Random Forest Regressor
Train score:  0.7737737029587954
Test score:  0.43800517467069566


- Gradient Boosting

In [161]:
# Gradient Boosting
from sklearn.ensemble import GradientBoostingRegressor

gradient_boosting = GradientBoostingRegressor(n_estimators=100, random_state=42)
gradient_boosting.fit(X_train, y_train)

# Print scores
print('Gradient Boosting Regressor')
print('Train score: ', gradient_boosting.score(X_train, y_train))
print('Test score: ', gradient_boosting.score(X_test, y_test))

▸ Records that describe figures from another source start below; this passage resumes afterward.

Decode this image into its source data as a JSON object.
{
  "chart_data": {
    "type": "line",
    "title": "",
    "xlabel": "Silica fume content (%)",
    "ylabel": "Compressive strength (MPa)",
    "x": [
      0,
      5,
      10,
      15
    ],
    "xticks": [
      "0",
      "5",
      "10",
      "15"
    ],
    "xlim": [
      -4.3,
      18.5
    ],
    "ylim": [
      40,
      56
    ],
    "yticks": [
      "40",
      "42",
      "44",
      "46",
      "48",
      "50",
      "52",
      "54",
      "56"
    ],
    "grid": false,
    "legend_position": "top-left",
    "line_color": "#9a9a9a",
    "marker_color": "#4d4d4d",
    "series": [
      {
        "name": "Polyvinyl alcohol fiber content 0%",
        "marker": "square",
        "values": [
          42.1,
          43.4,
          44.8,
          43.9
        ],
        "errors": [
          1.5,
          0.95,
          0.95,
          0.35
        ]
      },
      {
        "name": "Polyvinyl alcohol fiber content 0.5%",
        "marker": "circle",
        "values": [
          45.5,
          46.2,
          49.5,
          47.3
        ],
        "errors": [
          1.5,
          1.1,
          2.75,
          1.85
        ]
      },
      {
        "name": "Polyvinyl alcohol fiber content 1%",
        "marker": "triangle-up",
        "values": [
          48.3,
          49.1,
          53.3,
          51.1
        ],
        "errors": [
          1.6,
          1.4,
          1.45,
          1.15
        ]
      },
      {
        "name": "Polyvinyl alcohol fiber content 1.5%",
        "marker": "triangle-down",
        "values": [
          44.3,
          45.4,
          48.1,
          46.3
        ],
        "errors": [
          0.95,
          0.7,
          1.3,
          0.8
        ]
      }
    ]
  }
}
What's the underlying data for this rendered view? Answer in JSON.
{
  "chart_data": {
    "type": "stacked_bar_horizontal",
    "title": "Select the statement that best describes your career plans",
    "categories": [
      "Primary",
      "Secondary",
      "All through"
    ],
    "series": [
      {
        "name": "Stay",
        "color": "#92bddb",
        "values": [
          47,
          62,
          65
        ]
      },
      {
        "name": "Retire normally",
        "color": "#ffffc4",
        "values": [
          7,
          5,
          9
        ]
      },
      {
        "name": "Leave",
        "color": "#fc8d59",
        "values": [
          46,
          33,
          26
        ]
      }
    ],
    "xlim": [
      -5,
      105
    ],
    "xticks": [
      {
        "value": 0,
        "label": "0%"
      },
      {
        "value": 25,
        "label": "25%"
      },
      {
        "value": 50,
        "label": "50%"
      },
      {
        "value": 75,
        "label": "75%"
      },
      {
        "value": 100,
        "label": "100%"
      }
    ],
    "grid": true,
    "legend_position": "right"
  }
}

Gradient Boosting Regressor
Train score:  0.49163318950615653
Test score:  0.4580762744539145


- Adaptive Boosting

In [162]:
# Adaptive Boosting
from sklearn.ensemble import AdaBoostRegressor

ada_boost = AdaBoostRegressor(n_estimators=100, random_state=42)
ada_boost.fit(X_train, y_train)

# Print scores
print('AdaBoost Regressor')
print('Train score: ', ada_boost.score(X_train, y_train))
print('Test score: ', ada_boost.score(X_test, y_test))

AdaBoost Regressor
Train score:  0.3563547716331642
Test score:  0.3602622333771275


Which model is the best and why?

In [None]:
# comment here

# Bagging and Pasting Regressors with 0.56 score is the best model approach to predict the Transported column.